MEC&F Expert Engineers : Oil Bears Miss Out as Record U.S. Refinery Demand Drives Rally

Wednesday, May 27, 2015

Oil Bears Miss Out as Record U.S. Refinery Demand Drives Rally


Graphic for Oil Bears Miss Out as Record U.S. Refinery Demand Drives Rally in Oil and Gas News
















Published in Oil Industry News on Tuesday, 26 May 2015
Oil speculators missed out as record demand from U.S. refineries helped trim supplies from their highest level in more than eight decades and drive prices higher.

Hedge funds and other money managers reduced their net-long position in West Texas Intermediate crude by 7.1 percent in the seven days ended May 19, the most in two months, U.S. Commodity Futures Trading Commission data show. Short positions anticipating lower prices expanded by 30 percent.

Crude snapped a five-day decline the following day after U.S. production fell to a three-month low and inventories slipped to the least since March. Demand from refineries is the strongest for this time of year on record as they prepare for the nation’s peak driving season.

“There are increasing signs that U.S. production has topped out,” Phil Flynn, senior market analyst at the Price Futures Group in Chicago, said by phone May 22. “Refiners are using a lot of oil.”

WTI futures fell $3.49 to $57.26 a barrel on the New York Mercantile Exchange in the period covered by the CFTC report as the dollar strengthened. The contract climbed 10 cents to $59.82 in electronic trading Monday. Prices have risen 38 percent from the six-year low reached March 17.

U.S. crude-oil production dropped 1.2 percent in the week ended May 15 to 9.26 million barrels a day, the lowest level since Feb. 6, according to the Energy Information Administration.

Rig Count

The agency reduced its 2015 forecast for U.S. oil production on May 12 as the rig count fell. Output was predicted to average 9.19 million barrels a day this year, 40,000 barrels less than the previous month’s estimate.

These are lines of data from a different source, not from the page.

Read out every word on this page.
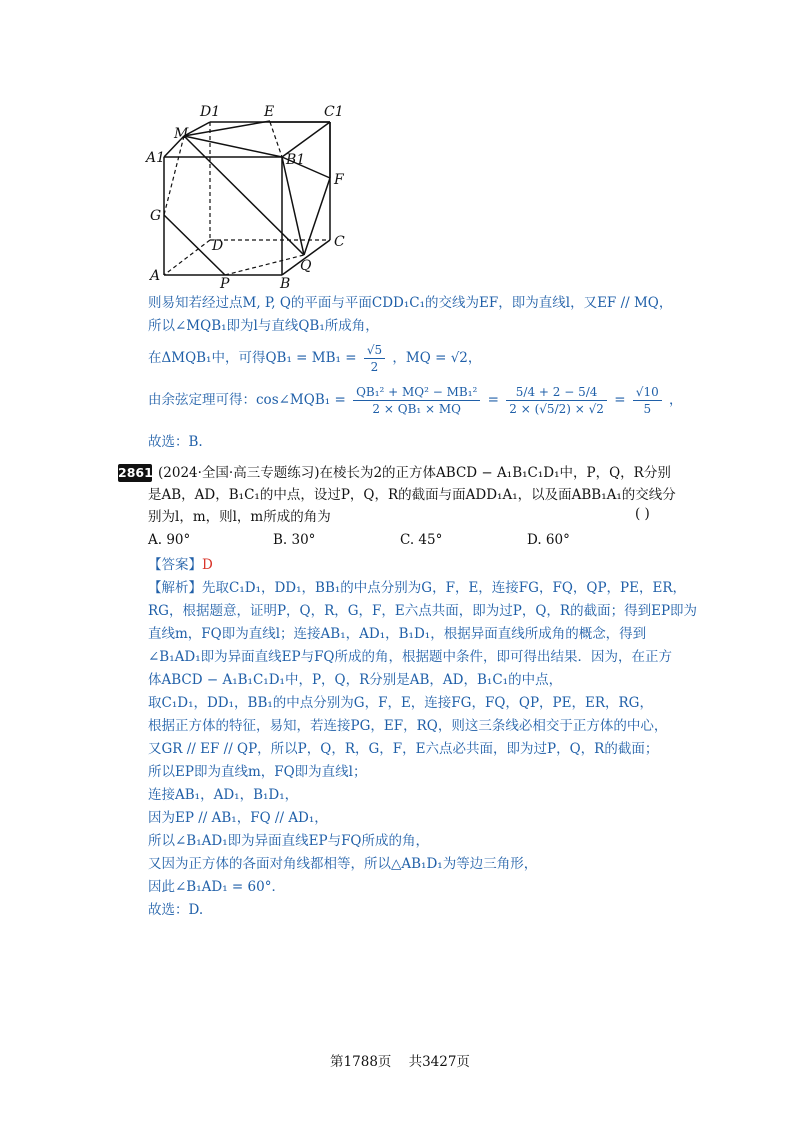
D1	E	C1
M
A1	B1
F
G
D	C
Q
A	P	B
则易知若经过点M, P, Q的平面与平面CDD₁C₁的交线为EF，即为直线l，又EF // MQ，
所以∠MQB₁即为l与直线QB₁所成角，
在ΔMQB₁中，可得$QB_1 = MB_1 = \frac{√5}{2}$ ，MQ = √2，
由余弦定理可得：cos∠MQB₁ = $\frac{\text{QB₁² + MQ² − MB₁²}}{\text{2 × QB₁ × MQ}} = \frac{5/4 + 2 - 5/4}{2 \times (√5/2) \times √2} = \frac{√10}{5}$ ，
故选：B.
2861 (2024·全国·高三专题练习)在棱长为2的正方体ABCD − A₁B₁C₁D₁中，P，Q，R分别
是AB，AD，B₁C₁的中点，设过P，Q，R的截面与面ADD₁A₁，以及面ABB₁A₁的交线分
别为l，m，则l，m所成的角为	( )
A. 90°	B. 30°	C. 45°	D. 60°
【答案】D
【解析】先取C₁D₁，DD₁，BB₁的中点分别为G，F，E，连接FG，FQ，QP，PE，ER，
RG，根据题意，证明P，Q，R，G，F，E六点共面，即为过P，Q，R的截面；得到EP即为
直线m，FQ即为直线l；连接AB₁，AD₁，B₁D₁，根据异面直线所成角的概念，得到
∠B₁AD₁即为异面直线EP与FQ所成的角，根据题中条件，即可得出结果．因为，在正方
体ABCD − A₁B₁C₁D₁中，P，Q，R分别是AB，AD，B₁C₁的中点，
取C₁D₁，DD₁，BB₁的中点分别为G，F，E，连接FG，FQ，QP，PE，ER，RG，
根据正方体的特征，易知，若连接PG，EF，RQ，则这三条线必相交于正方体的中心，
又GR // EF // QP，所以P，Q，R，G，F，E六点必共面，即为过P，Q，R的截面；
所以EP即为直线m，FQ即为直线l；
连接AB₁，AD₁，B₁D₁，
因为EP // AB₁，FQ // AD₁，
所以∠B₁AD₁即为异面直线EP与FQ所成的角，
又因为正方体的各面对角线都相等，所以△AB₁D₁为等边三角形，
因此∠B₁AD₁ = 60°．
故选：D.
第1788页 共3427页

Crude stockpiles fell by 2.67 million barrels in the seven days ended May 15. Supplies have declined since reaching 490.9 million barrels on April 24, the highest level since 1930. Inventories at Cushing, Oklahoma, the delivery point for WTI futures, decreased for a fourth week to 60.4 million.

U.S. refineries used 16.5 million barrels a day of crude and other liquids in the week ended May 15, the most for the time of year in EIA data going back to 1989.

The number of oil drilling rigs decreased to 659 last week, the lowest level since August 2010, according to Baker Hughes Inc. Drillers have idled more than half of the rigs they had active in October.

Supply Glut

“With a falling rig count, it’s inevitable that at some point production will decline,” Gene McGillian, a senior analyst at Tradition Energy in Stamford, Connecticut, said by phone May 21. “The supply glut is easing.”

The net-long position in WTI futures fell by 18,522 to 244,053 futures and options in the week ended May 19, the lowest level since April 14. Short bets increased 16,120 while long holdings slipped 2,402.

Bearish wagers on U.S. ultra low sulfur diesel fell 42 percent to 4,673. Bullish bets on gasoline slipped 0.7 percent to 23,796.

The average U.S. retail price of regular gasoline gained 0.2 cent to $2.74 a gallon on May 24, according to Heathrow, Florida-based AAA, the nation’s biggest motoring group.

U.S. travel over the May 25 Memorial Day weekend is poised to reach a 10-year high as Americans are lured onto the roads by lower prices at the pump, according to AAA.

About 37.2 million Americans will travel more than 49 miles (79 kilometers) over the holiday weekend, a 4.7 percent increase from last year and the second-highest level for the holiday in AAA data.

“You will see higher demand for gasoline as we enter into the driving season,” James Williams, an economist at WTRG Economics, an energy-research firm in London, Arkansas, said by phone May 22. “Inventories will be going down for the next several months.”